I'm looking for a theorem of the form
If $R$ is a nice ring and $v$ is a reasonable element in $R$ then Kr.Dim$(R[\frac{1}{v}])$ must be either Kr.Dim$(R)$ or Kr.Dim$(R)-1$.
My attempts to do this purely algebraically are not working, so I started looking into methods from algebraic geometry. I thought that Grothendieck's Vanishing Theorem might help (i.e. if dim$(X)=n$ then $H^i(X,\mathcal{F})=0$ for any sheaf of abelian groups $\mathcal{F}$ and any $i>n$) but the problem is that the converse for this theorem fails, so I can't conclude anything about dimension. Perhaps this theorem could give some sort of test for when dimension drops, but I'm hoping for a better answer.

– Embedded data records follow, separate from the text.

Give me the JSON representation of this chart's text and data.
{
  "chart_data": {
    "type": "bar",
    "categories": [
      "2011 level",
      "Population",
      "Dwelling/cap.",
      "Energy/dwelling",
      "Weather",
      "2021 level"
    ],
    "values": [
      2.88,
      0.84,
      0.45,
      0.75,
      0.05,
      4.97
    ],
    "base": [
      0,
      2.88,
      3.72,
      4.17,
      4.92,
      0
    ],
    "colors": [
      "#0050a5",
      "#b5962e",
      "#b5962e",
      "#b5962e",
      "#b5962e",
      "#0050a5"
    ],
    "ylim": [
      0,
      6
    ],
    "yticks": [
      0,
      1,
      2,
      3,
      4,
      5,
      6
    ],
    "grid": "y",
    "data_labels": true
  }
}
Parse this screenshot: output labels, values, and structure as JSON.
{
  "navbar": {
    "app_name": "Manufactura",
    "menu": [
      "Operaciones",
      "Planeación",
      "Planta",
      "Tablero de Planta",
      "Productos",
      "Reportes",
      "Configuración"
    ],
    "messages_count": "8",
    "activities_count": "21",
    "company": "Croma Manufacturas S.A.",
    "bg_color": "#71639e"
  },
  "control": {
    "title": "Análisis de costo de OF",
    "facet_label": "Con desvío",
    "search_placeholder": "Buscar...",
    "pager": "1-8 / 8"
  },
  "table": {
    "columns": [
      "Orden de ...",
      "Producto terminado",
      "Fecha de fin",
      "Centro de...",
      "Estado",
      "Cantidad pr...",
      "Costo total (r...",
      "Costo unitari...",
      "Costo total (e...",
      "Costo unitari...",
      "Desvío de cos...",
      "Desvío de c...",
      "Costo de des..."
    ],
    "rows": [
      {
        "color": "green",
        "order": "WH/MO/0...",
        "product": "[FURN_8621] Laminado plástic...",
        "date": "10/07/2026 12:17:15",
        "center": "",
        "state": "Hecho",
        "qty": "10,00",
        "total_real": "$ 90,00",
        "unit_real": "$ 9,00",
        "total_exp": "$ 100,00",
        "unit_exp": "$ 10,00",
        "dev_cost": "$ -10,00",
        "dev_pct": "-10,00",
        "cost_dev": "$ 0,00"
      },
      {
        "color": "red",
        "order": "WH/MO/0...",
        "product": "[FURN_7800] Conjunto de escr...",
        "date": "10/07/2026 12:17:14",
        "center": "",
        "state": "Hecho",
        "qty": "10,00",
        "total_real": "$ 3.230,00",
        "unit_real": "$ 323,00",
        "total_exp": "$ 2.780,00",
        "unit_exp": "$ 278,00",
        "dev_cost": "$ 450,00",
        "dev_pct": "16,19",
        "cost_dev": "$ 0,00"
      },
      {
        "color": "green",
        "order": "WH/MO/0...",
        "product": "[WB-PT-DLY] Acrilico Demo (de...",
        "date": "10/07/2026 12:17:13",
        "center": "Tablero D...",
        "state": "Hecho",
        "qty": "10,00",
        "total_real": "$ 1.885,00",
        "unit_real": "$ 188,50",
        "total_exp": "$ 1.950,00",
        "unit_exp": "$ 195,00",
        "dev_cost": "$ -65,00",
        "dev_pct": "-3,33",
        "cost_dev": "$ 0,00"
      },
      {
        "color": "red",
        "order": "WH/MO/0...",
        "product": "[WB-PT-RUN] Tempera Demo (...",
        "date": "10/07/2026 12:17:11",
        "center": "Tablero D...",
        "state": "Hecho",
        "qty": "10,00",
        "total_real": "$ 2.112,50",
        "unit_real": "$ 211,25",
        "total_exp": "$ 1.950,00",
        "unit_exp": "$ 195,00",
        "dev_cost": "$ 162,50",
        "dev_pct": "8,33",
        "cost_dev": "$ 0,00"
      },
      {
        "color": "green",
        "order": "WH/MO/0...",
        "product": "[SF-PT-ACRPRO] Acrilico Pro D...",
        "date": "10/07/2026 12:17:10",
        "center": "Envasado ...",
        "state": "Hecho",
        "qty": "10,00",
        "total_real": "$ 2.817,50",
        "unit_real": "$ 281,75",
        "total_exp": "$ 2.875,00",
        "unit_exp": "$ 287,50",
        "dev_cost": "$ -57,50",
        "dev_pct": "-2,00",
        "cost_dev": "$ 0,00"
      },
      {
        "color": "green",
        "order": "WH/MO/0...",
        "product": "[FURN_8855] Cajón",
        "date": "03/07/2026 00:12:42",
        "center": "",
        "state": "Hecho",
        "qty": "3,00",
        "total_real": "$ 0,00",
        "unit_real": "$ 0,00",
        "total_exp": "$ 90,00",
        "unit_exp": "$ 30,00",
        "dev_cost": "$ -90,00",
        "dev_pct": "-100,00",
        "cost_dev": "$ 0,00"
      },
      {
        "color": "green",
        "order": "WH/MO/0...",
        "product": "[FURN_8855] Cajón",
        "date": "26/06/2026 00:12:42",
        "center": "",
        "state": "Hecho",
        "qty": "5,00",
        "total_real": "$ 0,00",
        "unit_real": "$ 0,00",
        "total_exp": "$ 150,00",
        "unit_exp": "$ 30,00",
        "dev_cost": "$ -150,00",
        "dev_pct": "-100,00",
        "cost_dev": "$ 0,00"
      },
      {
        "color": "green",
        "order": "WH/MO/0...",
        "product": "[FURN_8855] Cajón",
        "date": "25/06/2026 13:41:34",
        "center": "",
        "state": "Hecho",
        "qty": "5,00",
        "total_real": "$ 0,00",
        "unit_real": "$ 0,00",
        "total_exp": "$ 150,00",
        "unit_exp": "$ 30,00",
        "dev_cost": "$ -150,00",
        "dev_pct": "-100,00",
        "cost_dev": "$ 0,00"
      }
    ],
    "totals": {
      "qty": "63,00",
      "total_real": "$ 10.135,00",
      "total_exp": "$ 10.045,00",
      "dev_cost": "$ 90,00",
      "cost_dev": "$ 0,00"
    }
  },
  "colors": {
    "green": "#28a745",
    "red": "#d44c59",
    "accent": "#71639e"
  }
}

We'll definitely need some hypotheses. For the application I have in mind we can assume $R$ is commutative and is finitely generated over some base ring (e.g. $\mathbb{Z}_{(2)}$), but we should not assume it's an integral domain. If necessary we can assume it's Noetherian and local, but I'd rather avoid this. As for $v$, it's not in the base ring and it has only a few relations with other elements in $R$, none of which are in the base ring. If we can't get the theorem above, perhaps we can figure out something to help me get closer:
Are there any conditions on $v$ such that the dimension would drop by more than 1 after inverting $v$?
One thing I know: to have any hope of dimension dropping by $1$ I need to be inverting a maximal irreducible component. I'm curious as to the algebraic condition this puts on $v$.